Quantitative Visualization of Sub-Micron Deformations and Stresses at Sub-Microsecond Intervals in Soda-Lime Glass Plates

Abstract

Full-field optical measurement of deformations and stresses on transparent brittle ceramics such as soda-lime glass is rather challenging due to the low toughness and high stiffness characteristics. Particularly, the surface topography and stress field evaluation from measured orthogonal surface slopes and stress gradients could be of considerable significance for visualizing and quantifying deformation of glass plates under dynamic impact loading.
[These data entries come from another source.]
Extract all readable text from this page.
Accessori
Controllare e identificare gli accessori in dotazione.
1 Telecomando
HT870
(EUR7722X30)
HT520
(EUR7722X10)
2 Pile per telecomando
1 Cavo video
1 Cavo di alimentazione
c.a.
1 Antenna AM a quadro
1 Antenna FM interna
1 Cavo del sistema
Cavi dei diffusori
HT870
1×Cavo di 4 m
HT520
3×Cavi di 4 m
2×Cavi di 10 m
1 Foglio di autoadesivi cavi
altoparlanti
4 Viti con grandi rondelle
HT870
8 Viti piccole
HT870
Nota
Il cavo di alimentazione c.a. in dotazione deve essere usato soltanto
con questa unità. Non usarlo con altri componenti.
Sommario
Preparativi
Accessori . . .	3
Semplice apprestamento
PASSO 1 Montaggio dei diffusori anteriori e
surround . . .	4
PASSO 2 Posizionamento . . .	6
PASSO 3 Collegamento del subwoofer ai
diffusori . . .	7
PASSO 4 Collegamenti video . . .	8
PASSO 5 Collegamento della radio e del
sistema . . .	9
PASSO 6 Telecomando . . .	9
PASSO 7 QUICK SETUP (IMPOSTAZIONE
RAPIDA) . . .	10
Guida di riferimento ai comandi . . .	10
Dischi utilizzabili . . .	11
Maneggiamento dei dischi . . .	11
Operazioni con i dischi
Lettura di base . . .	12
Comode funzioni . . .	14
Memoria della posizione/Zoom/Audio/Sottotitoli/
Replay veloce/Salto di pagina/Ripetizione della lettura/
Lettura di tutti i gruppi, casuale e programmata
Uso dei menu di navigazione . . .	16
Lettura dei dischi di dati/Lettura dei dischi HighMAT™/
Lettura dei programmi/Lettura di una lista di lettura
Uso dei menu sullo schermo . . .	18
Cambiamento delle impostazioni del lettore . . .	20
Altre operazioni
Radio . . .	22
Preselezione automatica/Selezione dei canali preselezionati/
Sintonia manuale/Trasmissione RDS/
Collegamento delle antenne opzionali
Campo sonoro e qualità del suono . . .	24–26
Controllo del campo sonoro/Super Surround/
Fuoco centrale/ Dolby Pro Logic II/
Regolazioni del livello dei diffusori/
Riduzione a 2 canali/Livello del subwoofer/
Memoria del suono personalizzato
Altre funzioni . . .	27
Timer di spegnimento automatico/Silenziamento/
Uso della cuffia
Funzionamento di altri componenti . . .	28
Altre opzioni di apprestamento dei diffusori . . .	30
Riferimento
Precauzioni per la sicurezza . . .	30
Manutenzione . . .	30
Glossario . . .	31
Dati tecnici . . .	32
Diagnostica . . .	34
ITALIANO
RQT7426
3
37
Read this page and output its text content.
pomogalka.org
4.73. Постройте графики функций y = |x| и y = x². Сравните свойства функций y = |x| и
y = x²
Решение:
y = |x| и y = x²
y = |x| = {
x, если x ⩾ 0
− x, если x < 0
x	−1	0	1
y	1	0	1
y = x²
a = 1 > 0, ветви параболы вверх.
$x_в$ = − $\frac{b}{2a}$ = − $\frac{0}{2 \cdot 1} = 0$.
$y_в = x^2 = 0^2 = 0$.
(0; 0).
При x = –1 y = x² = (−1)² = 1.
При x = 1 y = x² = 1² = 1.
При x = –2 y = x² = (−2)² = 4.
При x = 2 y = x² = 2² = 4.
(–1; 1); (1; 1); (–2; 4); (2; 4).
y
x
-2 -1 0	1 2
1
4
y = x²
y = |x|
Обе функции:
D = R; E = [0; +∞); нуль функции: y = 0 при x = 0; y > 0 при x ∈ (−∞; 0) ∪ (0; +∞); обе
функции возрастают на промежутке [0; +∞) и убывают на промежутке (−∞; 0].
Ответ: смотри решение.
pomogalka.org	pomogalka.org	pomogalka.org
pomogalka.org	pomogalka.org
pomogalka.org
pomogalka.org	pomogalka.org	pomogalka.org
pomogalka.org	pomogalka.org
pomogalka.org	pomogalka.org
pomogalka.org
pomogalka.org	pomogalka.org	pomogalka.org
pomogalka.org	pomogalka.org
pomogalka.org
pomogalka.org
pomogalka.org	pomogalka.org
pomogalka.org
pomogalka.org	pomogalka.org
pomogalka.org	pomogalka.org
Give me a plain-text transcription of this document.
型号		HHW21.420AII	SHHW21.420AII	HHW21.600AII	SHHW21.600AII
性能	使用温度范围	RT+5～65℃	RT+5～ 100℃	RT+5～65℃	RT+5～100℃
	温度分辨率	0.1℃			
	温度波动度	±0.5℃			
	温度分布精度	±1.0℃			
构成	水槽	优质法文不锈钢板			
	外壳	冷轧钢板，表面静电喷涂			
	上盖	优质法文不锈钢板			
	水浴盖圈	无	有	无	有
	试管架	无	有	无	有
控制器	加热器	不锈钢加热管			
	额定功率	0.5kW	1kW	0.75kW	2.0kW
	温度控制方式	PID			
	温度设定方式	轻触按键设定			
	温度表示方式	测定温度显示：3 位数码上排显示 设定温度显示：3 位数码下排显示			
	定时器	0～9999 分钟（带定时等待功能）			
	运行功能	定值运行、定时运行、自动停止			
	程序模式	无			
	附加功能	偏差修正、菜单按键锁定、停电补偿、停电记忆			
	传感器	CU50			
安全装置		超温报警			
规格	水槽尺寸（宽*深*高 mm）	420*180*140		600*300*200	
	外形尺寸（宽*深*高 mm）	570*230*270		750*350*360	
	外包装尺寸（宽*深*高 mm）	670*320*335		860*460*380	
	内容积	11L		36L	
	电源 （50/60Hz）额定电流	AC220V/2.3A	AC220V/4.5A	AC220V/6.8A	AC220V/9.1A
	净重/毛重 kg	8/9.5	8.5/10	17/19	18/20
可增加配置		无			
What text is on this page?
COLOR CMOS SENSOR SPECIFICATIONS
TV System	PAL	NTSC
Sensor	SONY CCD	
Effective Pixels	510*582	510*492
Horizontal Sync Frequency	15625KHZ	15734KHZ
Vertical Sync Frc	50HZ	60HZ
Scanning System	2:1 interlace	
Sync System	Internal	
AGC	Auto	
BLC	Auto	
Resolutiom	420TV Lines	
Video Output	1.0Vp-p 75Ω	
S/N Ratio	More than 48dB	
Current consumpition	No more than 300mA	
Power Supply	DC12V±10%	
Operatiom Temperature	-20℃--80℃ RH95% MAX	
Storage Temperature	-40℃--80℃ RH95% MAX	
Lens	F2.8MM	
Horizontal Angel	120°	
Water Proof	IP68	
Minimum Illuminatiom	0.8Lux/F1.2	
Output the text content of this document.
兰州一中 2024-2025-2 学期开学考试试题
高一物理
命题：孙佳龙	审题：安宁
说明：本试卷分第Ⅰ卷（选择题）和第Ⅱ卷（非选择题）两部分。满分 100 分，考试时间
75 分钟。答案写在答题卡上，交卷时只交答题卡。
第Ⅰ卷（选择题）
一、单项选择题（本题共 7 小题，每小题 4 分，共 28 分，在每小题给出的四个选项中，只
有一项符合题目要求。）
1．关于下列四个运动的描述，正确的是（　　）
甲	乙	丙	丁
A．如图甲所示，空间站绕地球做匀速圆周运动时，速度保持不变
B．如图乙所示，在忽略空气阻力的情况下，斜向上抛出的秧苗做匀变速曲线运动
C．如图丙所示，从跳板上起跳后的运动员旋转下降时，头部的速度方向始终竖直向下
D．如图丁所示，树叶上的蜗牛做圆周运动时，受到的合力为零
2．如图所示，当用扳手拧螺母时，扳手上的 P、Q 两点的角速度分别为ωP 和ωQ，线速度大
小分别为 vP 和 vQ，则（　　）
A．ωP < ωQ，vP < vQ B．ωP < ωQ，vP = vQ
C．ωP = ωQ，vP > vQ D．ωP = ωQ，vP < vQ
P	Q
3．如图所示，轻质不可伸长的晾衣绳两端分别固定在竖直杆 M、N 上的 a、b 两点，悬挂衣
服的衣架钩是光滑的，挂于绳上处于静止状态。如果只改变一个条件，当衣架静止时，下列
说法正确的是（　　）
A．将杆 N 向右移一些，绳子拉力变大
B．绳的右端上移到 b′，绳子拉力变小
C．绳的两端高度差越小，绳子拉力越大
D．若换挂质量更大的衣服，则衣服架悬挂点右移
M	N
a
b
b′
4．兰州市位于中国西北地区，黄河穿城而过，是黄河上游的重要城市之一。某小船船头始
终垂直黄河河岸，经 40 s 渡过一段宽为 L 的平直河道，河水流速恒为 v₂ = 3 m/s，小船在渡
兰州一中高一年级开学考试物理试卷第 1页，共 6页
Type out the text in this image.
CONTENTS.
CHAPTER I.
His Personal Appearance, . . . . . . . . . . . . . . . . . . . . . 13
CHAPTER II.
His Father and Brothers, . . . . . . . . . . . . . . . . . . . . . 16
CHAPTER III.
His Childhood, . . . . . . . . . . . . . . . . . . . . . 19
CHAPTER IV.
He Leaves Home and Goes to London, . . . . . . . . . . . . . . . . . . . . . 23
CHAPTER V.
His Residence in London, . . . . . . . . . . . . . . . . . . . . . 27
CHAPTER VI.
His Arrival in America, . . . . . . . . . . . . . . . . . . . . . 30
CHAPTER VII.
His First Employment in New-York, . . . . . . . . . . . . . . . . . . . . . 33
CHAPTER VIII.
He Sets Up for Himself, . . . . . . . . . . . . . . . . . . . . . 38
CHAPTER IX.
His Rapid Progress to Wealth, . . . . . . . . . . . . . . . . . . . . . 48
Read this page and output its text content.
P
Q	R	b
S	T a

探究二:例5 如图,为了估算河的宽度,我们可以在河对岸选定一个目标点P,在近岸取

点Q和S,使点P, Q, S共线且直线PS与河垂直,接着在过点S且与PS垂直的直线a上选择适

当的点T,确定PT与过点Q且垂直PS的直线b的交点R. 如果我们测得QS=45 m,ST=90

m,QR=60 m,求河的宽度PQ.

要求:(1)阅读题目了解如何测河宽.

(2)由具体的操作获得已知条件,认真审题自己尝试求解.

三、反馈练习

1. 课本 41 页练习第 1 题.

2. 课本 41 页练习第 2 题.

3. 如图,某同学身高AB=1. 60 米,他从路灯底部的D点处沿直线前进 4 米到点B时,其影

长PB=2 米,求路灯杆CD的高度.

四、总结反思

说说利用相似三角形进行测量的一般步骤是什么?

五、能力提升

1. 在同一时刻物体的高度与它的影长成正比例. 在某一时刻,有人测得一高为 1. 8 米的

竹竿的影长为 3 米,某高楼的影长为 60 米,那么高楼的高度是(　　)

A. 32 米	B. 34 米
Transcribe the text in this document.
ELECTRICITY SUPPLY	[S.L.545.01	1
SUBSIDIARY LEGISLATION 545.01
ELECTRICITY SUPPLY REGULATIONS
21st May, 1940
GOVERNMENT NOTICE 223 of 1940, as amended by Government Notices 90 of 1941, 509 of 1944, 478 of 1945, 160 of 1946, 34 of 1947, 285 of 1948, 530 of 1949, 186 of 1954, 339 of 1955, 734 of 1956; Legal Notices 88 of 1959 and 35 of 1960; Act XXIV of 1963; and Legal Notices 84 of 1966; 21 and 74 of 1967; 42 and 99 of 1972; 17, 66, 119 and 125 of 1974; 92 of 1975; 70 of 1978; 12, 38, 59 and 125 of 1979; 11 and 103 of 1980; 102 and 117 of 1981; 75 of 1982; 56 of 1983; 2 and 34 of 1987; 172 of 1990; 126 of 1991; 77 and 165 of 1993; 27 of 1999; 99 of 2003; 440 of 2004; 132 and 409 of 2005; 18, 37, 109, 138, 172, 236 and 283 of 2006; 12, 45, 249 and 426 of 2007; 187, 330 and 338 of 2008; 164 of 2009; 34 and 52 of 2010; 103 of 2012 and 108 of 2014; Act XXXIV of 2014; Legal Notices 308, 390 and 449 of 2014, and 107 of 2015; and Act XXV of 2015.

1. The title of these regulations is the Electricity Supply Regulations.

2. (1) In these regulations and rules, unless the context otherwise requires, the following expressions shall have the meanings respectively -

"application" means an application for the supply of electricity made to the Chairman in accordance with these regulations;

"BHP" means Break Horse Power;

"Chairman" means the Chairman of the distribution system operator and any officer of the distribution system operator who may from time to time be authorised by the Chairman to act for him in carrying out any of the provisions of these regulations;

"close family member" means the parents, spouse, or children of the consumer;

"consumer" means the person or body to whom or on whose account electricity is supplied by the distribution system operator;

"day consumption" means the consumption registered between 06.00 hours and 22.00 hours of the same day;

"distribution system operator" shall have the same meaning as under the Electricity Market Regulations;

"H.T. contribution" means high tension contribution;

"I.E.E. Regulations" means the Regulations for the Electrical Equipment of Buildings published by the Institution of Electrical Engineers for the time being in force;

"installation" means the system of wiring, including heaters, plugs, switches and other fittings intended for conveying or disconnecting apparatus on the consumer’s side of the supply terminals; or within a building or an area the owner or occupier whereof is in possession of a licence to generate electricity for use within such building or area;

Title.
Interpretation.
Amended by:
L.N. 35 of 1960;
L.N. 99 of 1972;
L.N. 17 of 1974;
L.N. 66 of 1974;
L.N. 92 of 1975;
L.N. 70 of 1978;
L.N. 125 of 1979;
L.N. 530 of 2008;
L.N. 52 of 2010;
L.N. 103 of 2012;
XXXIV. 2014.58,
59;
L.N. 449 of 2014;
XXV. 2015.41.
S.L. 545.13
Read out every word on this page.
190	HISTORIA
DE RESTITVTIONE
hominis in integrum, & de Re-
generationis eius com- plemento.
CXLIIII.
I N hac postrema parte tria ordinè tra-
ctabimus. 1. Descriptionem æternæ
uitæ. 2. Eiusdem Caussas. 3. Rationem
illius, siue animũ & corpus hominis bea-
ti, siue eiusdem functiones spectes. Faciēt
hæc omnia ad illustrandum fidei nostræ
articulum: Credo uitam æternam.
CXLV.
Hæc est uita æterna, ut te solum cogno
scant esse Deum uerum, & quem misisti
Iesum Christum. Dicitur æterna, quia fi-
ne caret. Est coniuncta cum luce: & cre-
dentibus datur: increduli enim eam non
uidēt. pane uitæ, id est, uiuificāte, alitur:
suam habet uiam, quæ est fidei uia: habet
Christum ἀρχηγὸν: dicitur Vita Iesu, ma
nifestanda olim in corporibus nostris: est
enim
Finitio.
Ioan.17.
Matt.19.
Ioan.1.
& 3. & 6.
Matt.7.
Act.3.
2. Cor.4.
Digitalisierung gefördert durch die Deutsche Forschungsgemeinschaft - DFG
In this work, two full-field optical techniques, reflection Digital Gradient Sensing (or r-DGS) and a new DGS method, called transmission-reflection Digital Gradient Sensing (or tr-DGS) are employed to quantify surface slopes and stress gradients, respectively, as glass specimens are subjected dynamic impact loading using a modified Hopkinson pressure bar. These two methods can measure extremely small angular deflections of light rays caused by surface deformations and local stresses in specimens. The tr-DGS methodology is especially more sensitive than r-DGS. Using such optical methods, sub-micron surface deflections and the corresponding stress field, (σxx + σyy), can be quantified using a Higher-order Finite-difference-based Least-squares Integration (HFLI) scheme. When used in conjunction with ultrahigh-speed photography, microsecond or sub-microsecond temporal resolution is possible.